Ilustrasi: Phan Nhan

Ilustrasi: Phan Nhan

1. Namanya Phin - Nguyen Tuong Phin. Nama itu tidak biasa, artinya tidak jelas, dan terasa sangat modern. Pada akhirnya, bukan karena nama itu dipilih untuk mengikuti perkembangan zaman, melainkan karena orang yang melahirkannya buta huruf. Lebih buruk lagi, mereka mungkin bahkan tidak tahu cara mendaftarkan kelahiran anak tersebut, sehingga asal usul nama itu tidak diketahui, dan mencoba menguraikan artinya akan jauh lebih sulit. Sungguh disayangkan. Sejak lahir, Tuong Phin tidak memiliki ayah. Dari belajar berbicara hingga bersekolah, ia mempelajari banyak kata dan berlatih membacanya, tetapi mungkin ia tidak pernah sekalipun membaca kata "ayah"—kata yang paling mudah diucapkan. Phin tinggal bersama ibunya. Ibunya agak lambat berpikir, berbicara dengan kalimat yang terputus-putus seperti ayam berkokok, tidak mampu mengucapkan kalimat lengkap dengan lancar. Selain itu, ibunya sering mengalami kejang, suatu bentuk epilepsi, yang menyebabkan ia tiba-tiba jatuh dan kejang berulang kali. Karena keadaan mereka yang terisolasi, sejak kecil Tuong Phin belajar memeluk dan menopang ibunya saat kejang dan membantu semua pekerjaan rumah tangga. Anehnya, dia sepertinya tidak pernah bertanya-tanya siapa ayahnya, dan tidak pernah mengeluh kepada teman-temannya tentang kemalangannya. Jika itu orang lain, rasa sakit itu akan terasa lebih besar daripada langit itu sendiri. Ah, mungkin Phin ingin curhat kepada seseorang, tetapi tidak ada seorang pun. Karena tidak ada seorang pun di daerah ini yang tahu dari mana ibunya berasal dengan perut hamil itu, dan di sekolah, tidak ada yang mau berteman dengan Phin. Singkatnya, kemalangannya berlipat ganda secara eksponensial ketika takdir membuat Tuong Phin memiliki wujud yang oleh teman-teman sekelasnya disebut… benar-benar unik dan aneh.

Terkadang saya berpikir akan lebih baik jika anak-anak seperti Tuong Phin bisa tetap menjadi bayi selamanya – mungkin itu akan mengurangi kesedihan. Dan mereka seharusnya menjadi bayi dari keluarga berada, selamanya riang dan polos, makan dengan baik dan tidur nyenyak, tidak pernah mengalami kekhawatiran atau kecemasan tentang kekurangan fisik mereka. Secara umum, anak-anak dengan bekas luka fisik juga memiliki bekas luka emosional, jadi jika memungkinkan, Tuhan, dalam rahmat-Nya, seharusnya membiarkan mereka hidup selamanya dalam pelukan penuh kasih ibu mereka yang berjuang, daripada tumbuh dewasa dan menghadapi kesedihan yang tak berkesudahan – terutama anak perempuan.
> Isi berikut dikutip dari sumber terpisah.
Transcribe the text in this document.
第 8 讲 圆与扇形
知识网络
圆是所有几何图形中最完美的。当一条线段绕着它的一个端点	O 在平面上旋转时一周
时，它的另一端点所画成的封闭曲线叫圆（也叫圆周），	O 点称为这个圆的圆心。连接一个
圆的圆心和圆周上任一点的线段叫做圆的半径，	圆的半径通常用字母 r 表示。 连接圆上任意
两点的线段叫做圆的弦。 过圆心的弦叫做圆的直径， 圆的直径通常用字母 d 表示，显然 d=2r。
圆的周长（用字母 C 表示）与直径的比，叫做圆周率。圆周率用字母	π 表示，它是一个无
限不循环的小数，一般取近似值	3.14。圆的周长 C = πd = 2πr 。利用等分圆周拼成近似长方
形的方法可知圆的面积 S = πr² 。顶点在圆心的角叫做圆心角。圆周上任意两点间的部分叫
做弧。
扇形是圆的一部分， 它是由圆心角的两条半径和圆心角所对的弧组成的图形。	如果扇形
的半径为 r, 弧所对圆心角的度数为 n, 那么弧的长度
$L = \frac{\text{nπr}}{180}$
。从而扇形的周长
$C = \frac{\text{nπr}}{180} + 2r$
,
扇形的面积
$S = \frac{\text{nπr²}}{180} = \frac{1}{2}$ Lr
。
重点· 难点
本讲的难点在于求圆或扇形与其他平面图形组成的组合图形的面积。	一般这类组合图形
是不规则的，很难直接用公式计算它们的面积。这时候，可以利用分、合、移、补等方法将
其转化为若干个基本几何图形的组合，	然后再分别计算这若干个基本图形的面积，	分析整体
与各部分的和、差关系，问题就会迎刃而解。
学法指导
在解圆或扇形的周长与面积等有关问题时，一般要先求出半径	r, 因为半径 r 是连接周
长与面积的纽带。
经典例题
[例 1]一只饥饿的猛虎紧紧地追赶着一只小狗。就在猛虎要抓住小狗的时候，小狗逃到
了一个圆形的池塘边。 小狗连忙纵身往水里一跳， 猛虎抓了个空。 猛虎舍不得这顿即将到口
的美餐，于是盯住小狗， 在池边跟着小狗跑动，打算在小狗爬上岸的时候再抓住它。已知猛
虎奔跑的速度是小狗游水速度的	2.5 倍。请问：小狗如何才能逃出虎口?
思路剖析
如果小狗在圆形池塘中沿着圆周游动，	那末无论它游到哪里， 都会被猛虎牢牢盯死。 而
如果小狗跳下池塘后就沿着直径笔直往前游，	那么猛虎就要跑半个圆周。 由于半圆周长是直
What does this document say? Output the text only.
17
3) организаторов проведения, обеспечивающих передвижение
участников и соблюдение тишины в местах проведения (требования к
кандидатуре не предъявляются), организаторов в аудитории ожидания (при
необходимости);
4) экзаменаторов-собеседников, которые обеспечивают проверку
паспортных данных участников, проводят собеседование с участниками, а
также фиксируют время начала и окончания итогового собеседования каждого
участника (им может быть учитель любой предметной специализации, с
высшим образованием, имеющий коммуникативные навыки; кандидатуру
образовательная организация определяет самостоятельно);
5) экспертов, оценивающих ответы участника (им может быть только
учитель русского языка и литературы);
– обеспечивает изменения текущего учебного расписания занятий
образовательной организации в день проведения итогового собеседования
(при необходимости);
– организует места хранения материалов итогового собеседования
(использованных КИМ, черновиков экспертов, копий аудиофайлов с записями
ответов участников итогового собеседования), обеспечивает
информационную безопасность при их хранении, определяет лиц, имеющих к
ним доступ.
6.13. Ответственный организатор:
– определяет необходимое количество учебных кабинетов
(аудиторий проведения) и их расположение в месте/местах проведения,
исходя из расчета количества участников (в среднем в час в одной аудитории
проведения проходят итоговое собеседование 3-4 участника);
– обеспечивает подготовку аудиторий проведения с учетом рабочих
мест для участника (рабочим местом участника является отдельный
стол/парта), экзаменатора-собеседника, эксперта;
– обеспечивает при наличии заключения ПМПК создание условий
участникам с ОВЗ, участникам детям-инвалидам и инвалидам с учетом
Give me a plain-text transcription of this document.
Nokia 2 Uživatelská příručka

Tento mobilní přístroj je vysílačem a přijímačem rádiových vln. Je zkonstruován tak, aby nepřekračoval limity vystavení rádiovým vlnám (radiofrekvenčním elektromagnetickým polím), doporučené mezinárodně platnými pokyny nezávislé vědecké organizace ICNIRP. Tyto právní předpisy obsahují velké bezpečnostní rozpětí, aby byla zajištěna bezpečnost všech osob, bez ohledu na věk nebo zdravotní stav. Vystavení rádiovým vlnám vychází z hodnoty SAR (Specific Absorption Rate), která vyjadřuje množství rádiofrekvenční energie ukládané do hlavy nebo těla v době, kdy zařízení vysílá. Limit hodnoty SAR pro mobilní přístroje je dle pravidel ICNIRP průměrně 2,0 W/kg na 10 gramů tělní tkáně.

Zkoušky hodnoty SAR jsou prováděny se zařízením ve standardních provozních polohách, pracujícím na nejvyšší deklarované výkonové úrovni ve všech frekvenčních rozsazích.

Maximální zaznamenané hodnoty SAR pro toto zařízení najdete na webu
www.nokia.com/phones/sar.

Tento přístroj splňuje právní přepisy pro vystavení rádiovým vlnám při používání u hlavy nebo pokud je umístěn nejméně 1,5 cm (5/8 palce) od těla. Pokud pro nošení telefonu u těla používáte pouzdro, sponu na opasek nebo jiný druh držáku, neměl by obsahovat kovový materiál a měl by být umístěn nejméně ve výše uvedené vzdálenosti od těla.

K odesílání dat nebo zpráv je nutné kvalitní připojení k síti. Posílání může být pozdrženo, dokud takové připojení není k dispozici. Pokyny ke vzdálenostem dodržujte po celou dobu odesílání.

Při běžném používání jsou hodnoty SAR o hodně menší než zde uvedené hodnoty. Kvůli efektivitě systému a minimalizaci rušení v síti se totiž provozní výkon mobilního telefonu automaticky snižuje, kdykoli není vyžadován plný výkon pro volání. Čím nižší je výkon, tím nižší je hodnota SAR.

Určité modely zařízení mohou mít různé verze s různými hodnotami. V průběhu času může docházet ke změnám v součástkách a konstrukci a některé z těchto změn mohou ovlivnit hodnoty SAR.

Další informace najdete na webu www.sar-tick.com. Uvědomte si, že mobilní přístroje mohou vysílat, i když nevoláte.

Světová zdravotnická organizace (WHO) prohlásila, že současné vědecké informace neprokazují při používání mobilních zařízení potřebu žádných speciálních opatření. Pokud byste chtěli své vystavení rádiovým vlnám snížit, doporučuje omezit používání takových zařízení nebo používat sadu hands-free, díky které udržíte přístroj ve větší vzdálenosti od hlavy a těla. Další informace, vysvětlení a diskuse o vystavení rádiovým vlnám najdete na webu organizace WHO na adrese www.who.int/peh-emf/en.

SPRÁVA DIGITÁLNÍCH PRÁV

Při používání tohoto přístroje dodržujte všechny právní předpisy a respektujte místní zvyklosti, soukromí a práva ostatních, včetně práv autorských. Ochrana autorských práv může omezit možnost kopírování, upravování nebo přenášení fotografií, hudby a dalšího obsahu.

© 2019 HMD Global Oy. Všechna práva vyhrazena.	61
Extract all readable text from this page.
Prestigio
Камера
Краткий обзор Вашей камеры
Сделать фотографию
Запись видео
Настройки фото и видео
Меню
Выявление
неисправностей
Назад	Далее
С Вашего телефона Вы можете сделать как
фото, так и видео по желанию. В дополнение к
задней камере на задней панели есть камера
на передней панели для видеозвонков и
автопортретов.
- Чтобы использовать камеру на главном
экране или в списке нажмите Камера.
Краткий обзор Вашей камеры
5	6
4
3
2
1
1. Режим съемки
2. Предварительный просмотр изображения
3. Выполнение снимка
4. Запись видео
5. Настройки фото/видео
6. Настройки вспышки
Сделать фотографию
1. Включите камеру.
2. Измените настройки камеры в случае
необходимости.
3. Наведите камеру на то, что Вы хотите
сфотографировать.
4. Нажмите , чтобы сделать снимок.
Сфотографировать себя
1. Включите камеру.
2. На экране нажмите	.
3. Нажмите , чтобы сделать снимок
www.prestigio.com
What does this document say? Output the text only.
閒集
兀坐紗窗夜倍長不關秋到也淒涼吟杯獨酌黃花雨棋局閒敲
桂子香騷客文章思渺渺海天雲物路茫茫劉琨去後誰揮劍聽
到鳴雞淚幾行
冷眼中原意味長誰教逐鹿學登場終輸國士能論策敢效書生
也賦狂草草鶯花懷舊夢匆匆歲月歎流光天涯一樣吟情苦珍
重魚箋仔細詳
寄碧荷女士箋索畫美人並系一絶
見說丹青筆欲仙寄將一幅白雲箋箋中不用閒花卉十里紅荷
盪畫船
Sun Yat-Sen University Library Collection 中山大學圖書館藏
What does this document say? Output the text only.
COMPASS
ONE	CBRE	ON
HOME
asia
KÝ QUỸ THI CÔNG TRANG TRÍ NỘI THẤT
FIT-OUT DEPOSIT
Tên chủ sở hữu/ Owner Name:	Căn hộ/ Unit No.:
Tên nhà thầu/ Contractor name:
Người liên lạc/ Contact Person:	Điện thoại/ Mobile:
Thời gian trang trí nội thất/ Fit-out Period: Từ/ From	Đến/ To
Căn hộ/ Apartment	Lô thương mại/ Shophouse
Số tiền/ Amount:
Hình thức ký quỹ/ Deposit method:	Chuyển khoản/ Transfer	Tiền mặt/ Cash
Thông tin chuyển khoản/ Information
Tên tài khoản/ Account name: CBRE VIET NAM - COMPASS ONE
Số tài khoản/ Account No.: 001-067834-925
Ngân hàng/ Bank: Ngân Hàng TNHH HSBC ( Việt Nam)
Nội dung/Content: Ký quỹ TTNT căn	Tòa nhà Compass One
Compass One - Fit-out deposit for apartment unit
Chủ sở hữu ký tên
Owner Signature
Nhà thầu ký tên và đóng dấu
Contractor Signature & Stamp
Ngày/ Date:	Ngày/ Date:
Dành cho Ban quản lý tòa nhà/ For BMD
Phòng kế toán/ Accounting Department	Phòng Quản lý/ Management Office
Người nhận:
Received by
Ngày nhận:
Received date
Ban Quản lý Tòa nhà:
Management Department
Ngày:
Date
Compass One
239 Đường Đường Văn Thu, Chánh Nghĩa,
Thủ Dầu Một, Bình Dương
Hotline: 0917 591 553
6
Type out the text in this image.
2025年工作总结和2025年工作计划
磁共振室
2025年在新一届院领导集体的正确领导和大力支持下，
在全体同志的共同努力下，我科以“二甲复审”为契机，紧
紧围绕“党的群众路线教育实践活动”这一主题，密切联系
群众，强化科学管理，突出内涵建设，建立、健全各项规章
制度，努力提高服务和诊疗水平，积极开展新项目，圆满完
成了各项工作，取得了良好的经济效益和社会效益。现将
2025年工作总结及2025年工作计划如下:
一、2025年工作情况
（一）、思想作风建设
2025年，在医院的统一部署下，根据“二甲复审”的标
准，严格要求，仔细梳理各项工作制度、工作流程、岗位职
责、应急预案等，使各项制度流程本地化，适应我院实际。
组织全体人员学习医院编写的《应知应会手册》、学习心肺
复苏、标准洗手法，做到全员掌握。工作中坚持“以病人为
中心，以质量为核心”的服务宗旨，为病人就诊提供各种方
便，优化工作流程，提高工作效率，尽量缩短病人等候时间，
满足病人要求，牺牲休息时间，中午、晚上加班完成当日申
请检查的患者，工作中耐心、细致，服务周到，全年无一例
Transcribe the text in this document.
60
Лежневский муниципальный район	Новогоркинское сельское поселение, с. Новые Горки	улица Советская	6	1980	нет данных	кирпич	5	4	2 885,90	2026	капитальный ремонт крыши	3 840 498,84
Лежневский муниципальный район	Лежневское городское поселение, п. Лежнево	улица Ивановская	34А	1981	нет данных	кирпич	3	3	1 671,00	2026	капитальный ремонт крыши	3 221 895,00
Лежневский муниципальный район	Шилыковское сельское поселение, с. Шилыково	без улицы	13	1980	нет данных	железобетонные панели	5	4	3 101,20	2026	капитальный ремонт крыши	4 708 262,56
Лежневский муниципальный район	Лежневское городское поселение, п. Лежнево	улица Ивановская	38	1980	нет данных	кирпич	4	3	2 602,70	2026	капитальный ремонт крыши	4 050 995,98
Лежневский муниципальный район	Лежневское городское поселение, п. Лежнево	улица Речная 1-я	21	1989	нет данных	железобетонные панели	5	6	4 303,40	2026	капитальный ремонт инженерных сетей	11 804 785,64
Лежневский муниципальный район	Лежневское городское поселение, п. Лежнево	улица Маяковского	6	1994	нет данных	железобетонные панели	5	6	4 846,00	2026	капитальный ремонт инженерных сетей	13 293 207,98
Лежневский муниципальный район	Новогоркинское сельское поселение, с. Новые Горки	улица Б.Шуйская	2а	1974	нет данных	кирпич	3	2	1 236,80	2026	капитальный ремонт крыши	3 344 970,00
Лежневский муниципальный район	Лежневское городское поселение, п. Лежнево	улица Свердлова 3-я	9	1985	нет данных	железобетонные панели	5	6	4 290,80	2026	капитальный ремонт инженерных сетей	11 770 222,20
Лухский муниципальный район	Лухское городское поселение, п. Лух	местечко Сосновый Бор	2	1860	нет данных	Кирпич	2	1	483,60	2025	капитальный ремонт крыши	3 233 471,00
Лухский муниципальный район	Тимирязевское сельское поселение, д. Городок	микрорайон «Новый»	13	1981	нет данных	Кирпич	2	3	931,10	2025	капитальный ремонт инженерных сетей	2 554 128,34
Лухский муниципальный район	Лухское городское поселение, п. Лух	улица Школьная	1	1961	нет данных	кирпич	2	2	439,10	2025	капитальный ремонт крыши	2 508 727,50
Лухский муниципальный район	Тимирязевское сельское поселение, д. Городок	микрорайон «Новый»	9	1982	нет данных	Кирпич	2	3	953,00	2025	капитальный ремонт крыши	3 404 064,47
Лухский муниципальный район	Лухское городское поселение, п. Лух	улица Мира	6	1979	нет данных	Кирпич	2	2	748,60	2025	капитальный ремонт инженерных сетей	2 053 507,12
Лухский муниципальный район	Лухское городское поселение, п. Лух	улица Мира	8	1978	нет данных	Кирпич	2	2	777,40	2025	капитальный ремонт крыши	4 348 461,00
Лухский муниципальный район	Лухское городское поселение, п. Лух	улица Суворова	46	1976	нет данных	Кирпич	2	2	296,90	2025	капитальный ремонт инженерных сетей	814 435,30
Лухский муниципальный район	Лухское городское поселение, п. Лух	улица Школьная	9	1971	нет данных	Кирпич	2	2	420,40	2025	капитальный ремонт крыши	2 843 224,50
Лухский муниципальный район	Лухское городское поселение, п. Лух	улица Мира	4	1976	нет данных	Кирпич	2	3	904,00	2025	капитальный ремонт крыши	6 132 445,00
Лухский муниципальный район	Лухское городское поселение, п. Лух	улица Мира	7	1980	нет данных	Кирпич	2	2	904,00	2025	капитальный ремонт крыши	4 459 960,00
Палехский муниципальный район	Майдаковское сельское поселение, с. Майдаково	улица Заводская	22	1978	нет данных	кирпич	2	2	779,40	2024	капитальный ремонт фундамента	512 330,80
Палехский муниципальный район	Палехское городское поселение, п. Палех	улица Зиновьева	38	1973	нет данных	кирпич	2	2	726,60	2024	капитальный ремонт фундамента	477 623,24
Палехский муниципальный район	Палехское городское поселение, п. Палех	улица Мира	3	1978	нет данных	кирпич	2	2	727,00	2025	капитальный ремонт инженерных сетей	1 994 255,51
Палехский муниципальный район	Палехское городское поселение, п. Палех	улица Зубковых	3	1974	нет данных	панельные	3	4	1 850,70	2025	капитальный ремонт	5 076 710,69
Kesedihan itu dimulai ketika Tuong Phin masih sangat muda, tetapi dia sudah tahu bahwa dia berbeda dari teman-temannya. Dia patah hati. Namun, baru setelah mendengar teman-temannya mengatakan bahwa ibunya telah makan daging monyet selama kehamilannya, yang menyebabkan anaknya lahir dengan sindrom Down, Phin menangis tersedu-sedu. Dia tidak tahu dari mana rumor konyol itu berasal, tetapi teman-temannya menanggapinya dengan sangat serius dan antusias, membicarakannya dengan santai, sama sekali tidak menyadari bahwa Phin duduk di belakang kelas saat istirahat, mendengar setiap kata…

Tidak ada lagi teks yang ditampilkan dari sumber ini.